Wildfire

I had a peculiar feeling the other day, so I sat down to write what the Lord was saying to me. He said this is how it is, how it’s going to be.

It’s like the day you look up and there is smoke on the horizon and, dang, now there’s fire, man is it moving fast, and you see that no-one is escaping the fire -woomp- there goes another neighbor and you look at your neighbor’s place being consumed and you say “Nooo”, but there they go, they are gone already. And the fire races on, it is heading for your place now, but it does a funny thing even though the wind is blowing like crazy, even though the flames are jumping from ten feet high to forty during the gusts. the fire is splitting and it’s going around your place, you were looking for your big shovel and testing the water hose, but now you just stand there and watch in puzzled fascination as the conflagration roars on by.
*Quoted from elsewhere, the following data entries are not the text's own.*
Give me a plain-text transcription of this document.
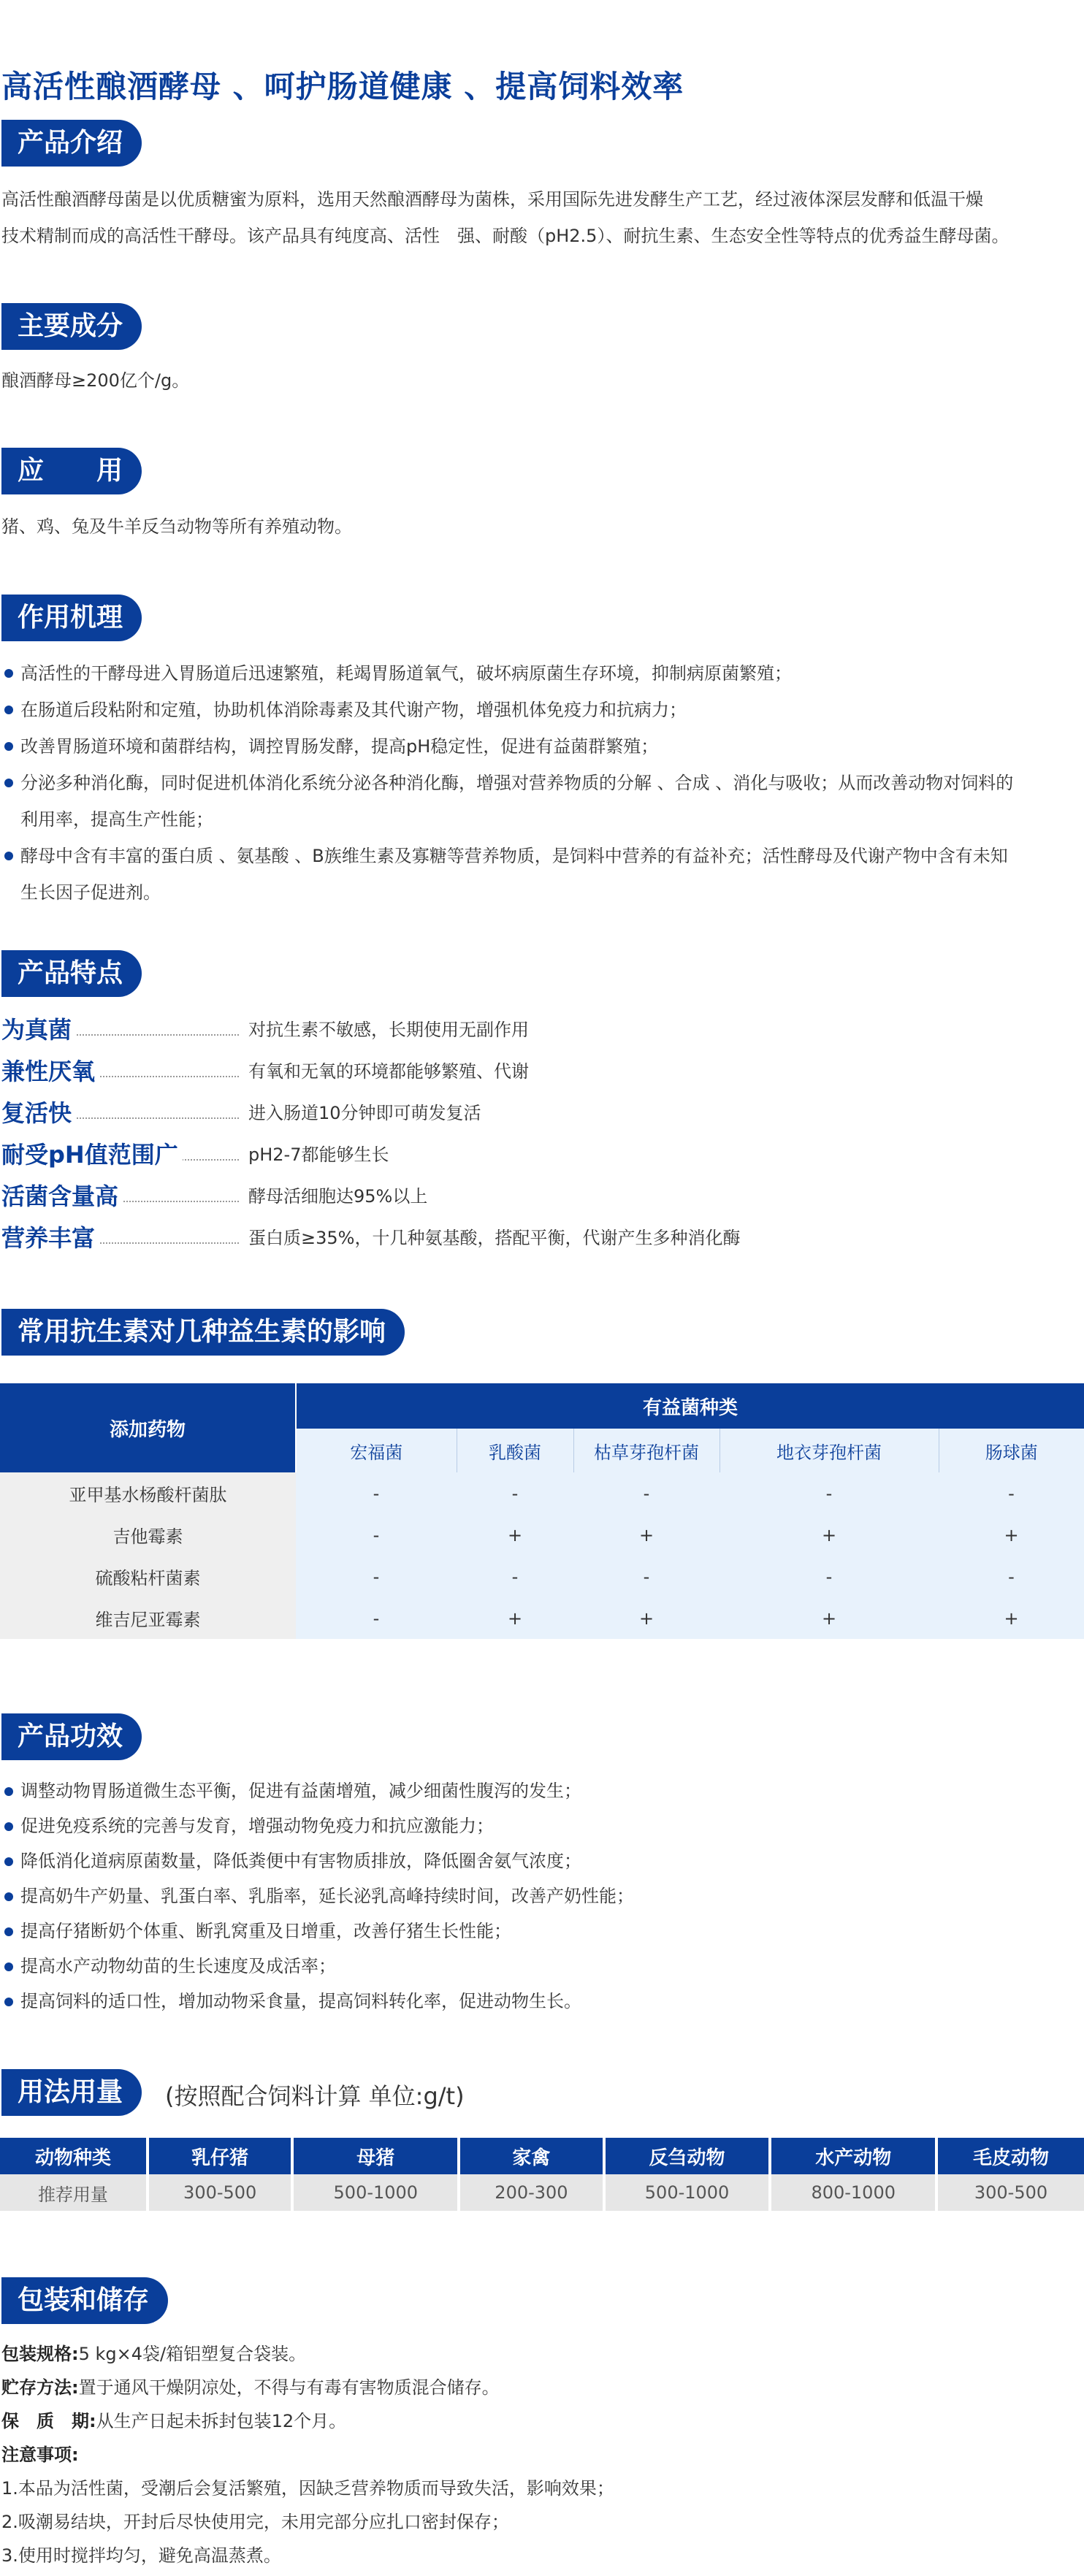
高活性酿酒酵母 、呵护肠道健康 、提高饲料效率
产品介绍
高活性酿酒酵母菌是以优质糖蜜为原料，选用天然酿酒酵母为菌株，采用国际先进发酵生产工艺，经过液体深层发酵和低温干燥
技术精制而成的高活性干酵母。该产品具有纯度高、活性　强、耐酸（pH2.5）、耐抗生素、生态安全性等特点的优秀益生酵母菌。
主要成分
酿酒酵母≥200亿个/g。
应　　用
猪、鸡、兔及牛羊反刍动物等所有养殖动物。
作用机理
高活性的干酵母进入胃肠道后迅速繁殖，耗竭胃肠道氧气，破坏病原菌生存环境，抑制病原菌繁殖；
在肠道后段粘附和定殖，协助机体消除毒素及其代谢产物，增强机体免疫力和抗病力；
改善胃肠道环境和菌群结构，调控胃肠发酵，提高pH稳定性，促进有益菌群繁殖；
分泌多种消化酶，同时促进机体消化系统分泌各种消化酶，增强对营养物质的分解 、合成 、消化与吸收；从而改善动物对饲料的
利用率，提高生产性能；
酵母中含有丰富的蛋白质 、氨基酸 、B族维生素及寡糖等营养物质，是饲料中营养的有益补充；活性酵母及代谢产物中含有未知
生长因子促进剂。
产品特点
为真菌	对抗生素不敏感，长期使用无副作用
兼性厌氧	有氧和无氧的环境都能够繁殖、代谢
复活快	进入肠道10分钟即可萌发复活
耐受pH值范围广	pH2-7都能够生长
活菌含量高	酵母活细胞达95%以上
营养丰富	蛋白质≥35%，十几种氨基酸，搭配平衡，代谢产生多种消化酶
常用抗生素对几种益生素的影响
添加药物	有益菌种类				
	宏福菌	乳酸菌	枯草芽孢杆菌	地衣芽孢杆菌	肠球菌
亚甲基水杨酸杆菌肽	-	-	-	-	-
吉他霉素	-	+	+	+	+
硫酸粘杆菌素	-	-	-	-	-
维吉尼亚霉素	-	+	+	+	+
产品功效
调整动物胃肠道微生态平衡，促进有益菌增殖，减少细菌性腹泻的发生；
促进免疫系统的完善与发育，增强动物免疫力和抗应激能力；
降低消化道病原菌数量，降低粪便中有害物质排放，降低圈舍氨气浓度；
提高奶牛产奶量、乳蛋白率、乳脂率，延长泌乳高峰持续时间，改善产奶性能；
提高仔猪断奶个体重、断乳窝重及日增重，改善仔猪生长性能；
提高水产动物幼苗的生长速度及成活率；
提高饲料的适口性，增加动物采食量，提高饲料转化率，促进动物生长。
用法用量	(按照配合饲料计算 单位:g/t)
动物种类	乳仔猪	母猪	家禽	反刍动物	水产动物	毛皮动物
推荐用量	300-500	500-1000	200-300	500-1000	800-1000	300-500
包装和储存
包装规格:5 kg×4袋/箱铝塑复合袋装。
贮存方法:置于通风干燥阴凉处，不得与有毒有害物质混合储存。
保　质　期:从生产日起未拆封包装12个月。
注意事项:
1.本品为活性菌，受潮后会复活繁殖，因缺乏营养物质而导致失活，影响效果；
2.吸潮易结块，开封后尽快使用完，未用完部分应扎口密封保存；
3.使用时搅拌均匀，避免高温蒸煮。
Then it hits you that none of your neighbors got away in time. and you run across the field over to Archie’s place and you look for the family, but they didn’t make it. and you fall on your knees and hot tears make rivulets on your ash stained cheeks. And it’s tough being alive when the neighbors didn’t even see it coming. They didn’t see it coming, but somehow you did. And you’re standing there alone for a while, surrounded by charred shapes, stunned, when you hear a little cry, you realize it’s a child and you run toward the sound and sure enough Becky, the three year old, is hanging onto the inside rim of the open cistern. She is terrified, you reach in and you coo and make soothing sounds and you hold back the tears. You know that putting the child in the tank was probably the last thing her mother did. So you pick her up and you hold the child close and you tell her it’s OK, and you walk home slowly. You hold the child closer and wrap your jean jacket around her, she is so cold from being wet and you don’t mind that she is getting you wet. She is so exhausted that she falls asleep in your arms still crying a little.

You are crushed by the devastation, your friends couldn’t be saved, it was just too quick, too thorough, yet there is joy in the saving of one life. Little whirlwinds of black ash swirl ahead of you as you carry your precious cargo home.